A PC GENDER GAP

Present-day media's emphasis on equal treatment and political correctness hasn't prevented pundits and pollsters from pointing up certain differences between men and women. These show up in electoral preferences (more women favor Democrats) and may be even more pronounced in computer usage. Typical was a nationwide 1995 American Banker survey done with the Gallup Organization. While the 44% of financial-consumer households with personal computers were about evenly divided between male and female respondents, men were more likely to have subscribed to an on-line service (28% versus 18% of women), to have used the Internet (40% to 28%), or to be interested in on-line banking (63% to 43%).

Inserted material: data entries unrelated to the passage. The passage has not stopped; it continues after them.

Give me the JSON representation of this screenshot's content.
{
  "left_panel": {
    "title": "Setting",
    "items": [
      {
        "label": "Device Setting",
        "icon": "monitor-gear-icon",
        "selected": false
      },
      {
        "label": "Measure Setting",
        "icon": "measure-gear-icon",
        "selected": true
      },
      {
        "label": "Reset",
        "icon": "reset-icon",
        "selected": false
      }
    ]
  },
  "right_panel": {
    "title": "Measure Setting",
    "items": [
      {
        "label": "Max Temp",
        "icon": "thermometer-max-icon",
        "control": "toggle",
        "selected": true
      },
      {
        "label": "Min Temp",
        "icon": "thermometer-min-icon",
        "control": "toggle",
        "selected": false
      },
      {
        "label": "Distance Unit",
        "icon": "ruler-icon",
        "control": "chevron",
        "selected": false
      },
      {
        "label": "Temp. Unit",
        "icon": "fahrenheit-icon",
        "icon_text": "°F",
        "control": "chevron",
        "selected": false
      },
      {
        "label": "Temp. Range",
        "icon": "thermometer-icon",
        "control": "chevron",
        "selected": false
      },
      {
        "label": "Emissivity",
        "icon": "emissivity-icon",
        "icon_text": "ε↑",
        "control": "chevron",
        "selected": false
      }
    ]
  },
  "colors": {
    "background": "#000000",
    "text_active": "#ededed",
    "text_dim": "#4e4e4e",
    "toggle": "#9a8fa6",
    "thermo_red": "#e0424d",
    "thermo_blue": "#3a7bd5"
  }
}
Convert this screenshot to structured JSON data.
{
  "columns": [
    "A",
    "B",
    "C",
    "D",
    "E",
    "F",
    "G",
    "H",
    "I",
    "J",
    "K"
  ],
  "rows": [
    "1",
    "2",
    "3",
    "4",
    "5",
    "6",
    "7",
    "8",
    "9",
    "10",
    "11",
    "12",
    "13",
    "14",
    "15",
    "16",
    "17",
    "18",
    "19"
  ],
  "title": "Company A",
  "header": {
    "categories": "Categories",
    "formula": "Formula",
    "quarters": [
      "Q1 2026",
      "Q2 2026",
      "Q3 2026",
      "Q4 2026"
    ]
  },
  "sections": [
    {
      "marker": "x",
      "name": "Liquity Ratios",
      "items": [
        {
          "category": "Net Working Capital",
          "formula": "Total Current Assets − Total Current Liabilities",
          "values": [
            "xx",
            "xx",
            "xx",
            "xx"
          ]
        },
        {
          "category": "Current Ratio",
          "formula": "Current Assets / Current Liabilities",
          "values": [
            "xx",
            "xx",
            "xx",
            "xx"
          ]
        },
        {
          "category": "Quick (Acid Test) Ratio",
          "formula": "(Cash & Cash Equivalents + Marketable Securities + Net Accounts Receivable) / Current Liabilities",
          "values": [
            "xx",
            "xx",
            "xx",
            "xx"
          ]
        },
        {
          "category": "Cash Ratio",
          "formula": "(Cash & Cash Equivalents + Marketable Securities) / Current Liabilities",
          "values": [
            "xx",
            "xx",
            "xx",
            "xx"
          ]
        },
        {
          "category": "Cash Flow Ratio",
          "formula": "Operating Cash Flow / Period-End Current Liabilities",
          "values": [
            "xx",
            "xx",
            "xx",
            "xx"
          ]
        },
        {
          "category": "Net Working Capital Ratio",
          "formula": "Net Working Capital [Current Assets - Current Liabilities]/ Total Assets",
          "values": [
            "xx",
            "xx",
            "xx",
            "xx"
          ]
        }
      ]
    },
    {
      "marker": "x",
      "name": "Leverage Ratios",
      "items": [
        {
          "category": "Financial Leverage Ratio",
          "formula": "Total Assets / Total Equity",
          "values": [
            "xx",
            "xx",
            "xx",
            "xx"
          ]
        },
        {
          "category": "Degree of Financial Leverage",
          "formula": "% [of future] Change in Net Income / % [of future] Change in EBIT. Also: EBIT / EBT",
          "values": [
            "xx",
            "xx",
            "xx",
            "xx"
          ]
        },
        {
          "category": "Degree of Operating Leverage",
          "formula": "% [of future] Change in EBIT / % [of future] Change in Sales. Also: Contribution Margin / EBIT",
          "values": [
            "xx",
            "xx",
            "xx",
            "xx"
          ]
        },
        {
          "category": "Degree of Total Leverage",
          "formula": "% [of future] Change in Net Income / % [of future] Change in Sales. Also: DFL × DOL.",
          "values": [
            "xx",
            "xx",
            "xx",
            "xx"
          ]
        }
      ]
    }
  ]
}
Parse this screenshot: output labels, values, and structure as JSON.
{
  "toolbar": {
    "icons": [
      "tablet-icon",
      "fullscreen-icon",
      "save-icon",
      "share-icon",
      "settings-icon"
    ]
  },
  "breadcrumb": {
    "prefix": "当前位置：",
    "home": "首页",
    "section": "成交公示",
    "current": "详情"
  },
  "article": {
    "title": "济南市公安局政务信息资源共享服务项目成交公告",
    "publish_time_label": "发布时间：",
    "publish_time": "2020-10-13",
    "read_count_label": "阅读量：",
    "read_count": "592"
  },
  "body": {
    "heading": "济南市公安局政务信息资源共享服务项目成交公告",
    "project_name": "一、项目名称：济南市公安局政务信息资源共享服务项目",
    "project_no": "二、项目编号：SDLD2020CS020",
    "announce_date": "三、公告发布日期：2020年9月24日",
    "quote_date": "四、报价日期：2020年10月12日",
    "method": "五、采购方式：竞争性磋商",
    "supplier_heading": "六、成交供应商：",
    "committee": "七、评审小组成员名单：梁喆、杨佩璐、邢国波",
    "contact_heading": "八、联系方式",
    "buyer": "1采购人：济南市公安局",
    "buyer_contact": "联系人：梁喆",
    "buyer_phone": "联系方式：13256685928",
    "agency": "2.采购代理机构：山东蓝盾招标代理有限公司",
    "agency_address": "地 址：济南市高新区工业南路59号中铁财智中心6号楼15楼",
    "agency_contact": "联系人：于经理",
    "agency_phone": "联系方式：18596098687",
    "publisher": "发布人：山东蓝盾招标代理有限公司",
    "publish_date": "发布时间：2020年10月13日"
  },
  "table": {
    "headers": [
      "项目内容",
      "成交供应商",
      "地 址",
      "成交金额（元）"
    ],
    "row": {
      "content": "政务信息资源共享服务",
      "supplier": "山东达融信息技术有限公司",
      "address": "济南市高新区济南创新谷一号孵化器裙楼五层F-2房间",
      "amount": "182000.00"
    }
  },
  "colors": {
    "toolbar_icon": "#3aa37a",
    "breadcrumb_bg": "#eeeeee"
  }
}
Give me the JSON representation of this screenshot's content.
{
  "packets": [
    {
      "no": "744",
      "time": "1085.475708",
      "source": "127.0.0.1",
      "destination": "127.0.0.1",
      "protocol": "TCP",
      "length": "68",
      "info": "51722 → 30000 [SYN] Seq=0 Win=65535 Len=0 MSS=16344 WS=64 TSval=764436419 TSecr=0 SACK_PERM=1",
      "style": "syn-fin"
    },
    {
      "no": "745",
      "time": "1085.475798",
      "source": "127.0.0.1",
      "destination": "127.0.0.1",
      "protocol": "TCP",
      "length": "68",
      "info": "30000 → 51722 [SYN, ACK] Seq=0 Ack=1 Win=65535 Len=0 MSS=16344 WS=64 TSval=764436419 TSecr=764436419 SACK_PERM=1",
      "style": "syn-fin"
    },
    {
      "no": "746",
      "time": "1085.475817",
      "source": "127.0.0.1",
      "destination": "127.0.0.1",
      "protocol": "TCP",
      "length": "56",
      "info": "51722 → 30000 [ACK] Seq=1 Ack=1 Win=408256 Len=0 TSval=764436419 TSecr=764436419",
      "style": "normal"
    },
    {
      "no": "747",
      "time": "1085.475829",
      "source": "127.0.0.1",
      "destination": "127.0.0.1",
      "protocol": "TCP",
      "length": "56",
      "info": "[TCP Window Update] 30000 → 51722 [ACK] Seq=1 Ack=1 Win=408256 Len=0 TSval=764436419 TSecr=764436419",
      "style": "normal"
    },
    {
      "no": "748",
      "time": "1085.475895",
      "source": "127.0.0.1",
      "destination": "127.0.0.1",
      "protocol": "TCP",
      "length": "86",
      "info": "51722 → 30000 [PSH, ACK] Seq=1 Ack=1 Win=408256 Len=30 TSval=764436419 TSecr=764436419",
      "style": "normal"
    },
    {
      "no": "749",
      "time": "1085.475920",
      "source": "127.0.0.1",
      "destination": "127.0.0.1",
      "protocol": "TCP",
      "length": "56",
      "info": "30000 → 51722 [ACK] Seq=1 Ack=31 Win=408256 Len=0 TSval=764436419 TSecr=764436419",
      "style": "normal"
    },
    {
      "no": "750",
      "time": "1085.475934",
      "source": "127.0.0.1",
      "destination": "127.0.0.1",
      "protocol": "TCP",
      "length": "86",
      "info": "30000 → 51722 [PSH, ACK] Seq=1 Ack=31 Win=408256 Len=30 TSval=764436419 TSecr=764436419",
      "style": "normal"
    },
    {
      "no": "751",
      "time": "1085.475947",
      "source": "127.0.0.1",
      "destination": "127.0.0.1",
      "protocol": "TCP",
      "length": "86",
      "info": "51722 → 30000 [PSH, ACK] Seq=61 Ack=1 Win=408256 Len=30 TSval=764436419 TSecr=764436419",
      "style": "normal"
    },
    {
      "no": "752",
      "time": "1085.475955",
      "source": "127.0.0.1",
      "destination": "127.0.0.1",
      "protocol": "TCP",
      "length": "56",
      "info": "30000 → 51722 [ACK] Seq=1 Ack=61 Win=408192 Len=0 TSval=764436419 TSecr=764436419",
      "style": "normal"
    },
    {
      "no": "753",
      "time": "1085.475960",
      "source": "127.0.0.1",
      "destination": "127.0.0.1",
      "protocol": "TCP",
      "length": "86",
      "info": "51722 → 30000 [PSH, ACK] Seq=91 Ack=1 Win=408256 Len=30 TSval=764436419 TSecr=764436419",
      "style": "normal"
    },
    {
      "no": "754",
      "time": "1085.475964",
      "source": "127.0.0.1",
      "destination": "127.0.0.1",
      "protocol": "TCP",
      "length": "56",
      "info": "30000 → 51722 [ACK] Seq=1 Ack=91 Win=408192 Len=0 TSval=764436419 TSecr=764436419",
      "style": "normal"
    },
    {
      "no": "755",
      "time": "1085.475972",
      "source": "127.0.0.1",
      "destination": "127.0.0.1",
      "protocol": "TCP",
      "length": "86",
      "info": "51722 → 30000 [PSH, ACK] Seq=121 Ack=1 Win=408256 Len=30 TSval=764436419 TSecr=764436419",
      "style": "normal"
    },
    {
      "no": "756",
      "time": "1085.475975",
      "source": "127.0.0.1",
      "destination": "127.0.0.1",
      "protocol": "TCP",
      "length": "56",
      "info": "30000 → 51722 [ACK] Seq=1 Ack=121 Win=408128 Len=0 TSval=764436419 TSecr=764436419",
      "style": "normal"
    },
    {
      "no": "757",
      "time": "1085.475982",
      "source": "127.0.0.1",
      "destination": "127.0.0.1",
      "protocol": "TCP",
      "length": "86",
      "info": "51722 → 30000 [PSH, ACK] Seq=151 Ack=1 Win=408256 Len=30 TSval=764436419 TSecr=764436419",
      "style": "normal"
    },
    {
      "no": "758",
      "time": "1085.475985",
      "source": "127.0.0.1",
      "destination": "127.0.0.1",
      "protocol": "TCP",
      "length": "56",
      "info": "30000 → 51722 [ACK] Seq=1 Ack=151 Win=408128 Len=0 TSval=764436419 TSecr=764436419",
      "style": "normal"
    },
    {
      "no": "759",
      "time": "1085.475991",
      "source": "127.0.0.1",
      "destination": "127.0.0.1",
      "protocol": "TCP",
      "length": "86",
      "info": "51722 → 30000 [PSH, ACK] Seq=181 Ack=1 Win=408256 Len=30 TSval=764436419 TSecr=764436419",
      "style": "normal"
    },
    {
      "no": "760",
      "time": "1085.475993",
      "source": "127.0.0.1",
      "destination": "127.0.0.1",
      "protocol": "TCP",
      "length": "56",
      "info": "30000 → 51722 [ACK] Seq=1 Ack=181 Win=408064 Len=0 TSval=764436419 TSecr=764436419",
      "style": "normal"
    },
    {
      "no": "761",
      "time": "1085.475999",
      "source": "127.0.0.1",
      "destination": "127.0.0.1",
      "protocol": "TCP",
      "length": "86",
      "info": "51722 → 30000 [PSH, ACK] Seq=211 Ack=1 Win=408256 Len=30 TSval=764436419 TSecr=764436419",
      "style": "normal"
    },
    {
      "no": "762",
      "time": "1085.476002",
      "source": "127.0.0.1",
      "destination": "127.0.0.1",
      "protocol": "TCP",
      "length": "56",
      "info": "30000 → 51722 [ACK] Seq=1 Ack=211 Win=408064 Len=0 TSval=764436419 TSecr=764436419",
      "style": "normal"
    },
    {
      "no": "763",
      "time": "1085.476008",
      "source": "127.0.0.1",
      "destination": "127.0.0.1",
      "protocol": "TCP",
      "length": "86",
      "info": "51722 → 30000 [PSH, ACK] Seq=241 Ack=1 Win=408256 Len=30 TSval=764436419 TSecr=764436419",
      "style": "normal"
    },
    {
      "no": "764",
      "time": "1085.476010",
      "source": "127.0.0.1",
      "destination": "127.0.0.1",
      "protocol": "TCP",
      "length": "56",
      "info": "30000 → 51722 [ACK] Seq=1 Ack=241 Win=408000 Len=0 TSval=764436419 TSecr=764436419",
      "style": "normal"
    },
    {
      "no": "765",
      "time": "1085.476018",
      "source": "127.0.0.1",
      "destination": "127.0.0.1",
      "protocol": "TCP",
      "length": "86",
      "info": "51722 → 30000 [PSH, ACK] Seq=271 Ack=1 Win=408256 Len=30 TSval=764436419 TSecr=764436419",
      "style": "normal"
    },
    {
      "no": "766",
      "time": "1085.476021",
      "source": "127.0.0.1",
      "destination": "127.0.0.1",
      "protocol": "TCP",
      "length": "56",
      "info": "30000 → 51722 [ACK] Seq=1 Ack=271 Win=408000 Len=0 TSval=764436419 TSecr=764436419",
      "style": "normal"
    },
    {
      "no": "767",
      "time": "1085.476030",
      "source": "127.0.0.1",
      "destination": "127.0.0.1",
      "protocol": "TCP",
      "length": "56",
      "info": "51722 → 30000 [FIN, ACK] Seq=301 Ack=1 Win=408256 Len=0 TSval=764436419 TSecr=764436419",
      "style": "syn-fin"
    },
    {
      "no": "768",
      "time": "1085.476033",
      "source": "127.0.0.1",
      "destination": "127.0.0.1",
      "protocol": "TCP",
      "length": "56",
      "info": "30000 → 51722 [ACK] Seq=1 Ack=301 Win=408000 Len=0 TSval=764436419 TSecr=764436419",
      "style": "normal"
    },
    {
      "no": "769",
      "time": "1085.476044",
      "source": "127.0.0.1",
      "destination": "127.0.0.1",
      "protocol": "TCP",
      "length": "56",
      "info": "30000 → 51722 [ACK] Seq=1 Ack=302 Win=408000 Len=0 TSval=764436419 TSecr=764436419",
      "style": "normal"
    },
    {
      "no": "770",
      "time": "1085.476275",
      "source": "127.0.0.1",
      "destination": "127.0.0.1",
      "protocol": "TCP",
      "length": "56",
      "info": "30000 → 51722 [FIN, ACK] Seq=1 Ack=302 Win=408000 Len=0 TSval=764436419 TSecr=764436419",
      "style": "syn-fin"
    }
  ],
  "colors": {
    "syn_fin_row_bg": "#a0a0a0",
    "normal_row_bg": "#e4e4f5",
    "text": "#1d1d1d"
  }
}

PC Meter, an on-line market research subsidiary of NPD Group in Port Washington, N.Y., said the World Wide Web is growing in popularity among women, though as of April men still outnumbered them there by 61% to 39%. The genders had somewhat different tastes in Web sites: Netscape was No. 1 among men, No. 3 among women; America Online, No. 1 among women and No. 2 among men; Microsoft, No. 13 among men and No. 24 among women. As a sign the gap may be closing, Bellcore, in its on-line "technography" (see item at left), gave "home-centered women" a category of their own. They are 12% of households above $25,000 in income, "an untapped resource for educational and cultural services," Bellcore said. Six of 10 have computers, but few are yet on-line; they respond more to in-home educational opportunities than to shopping.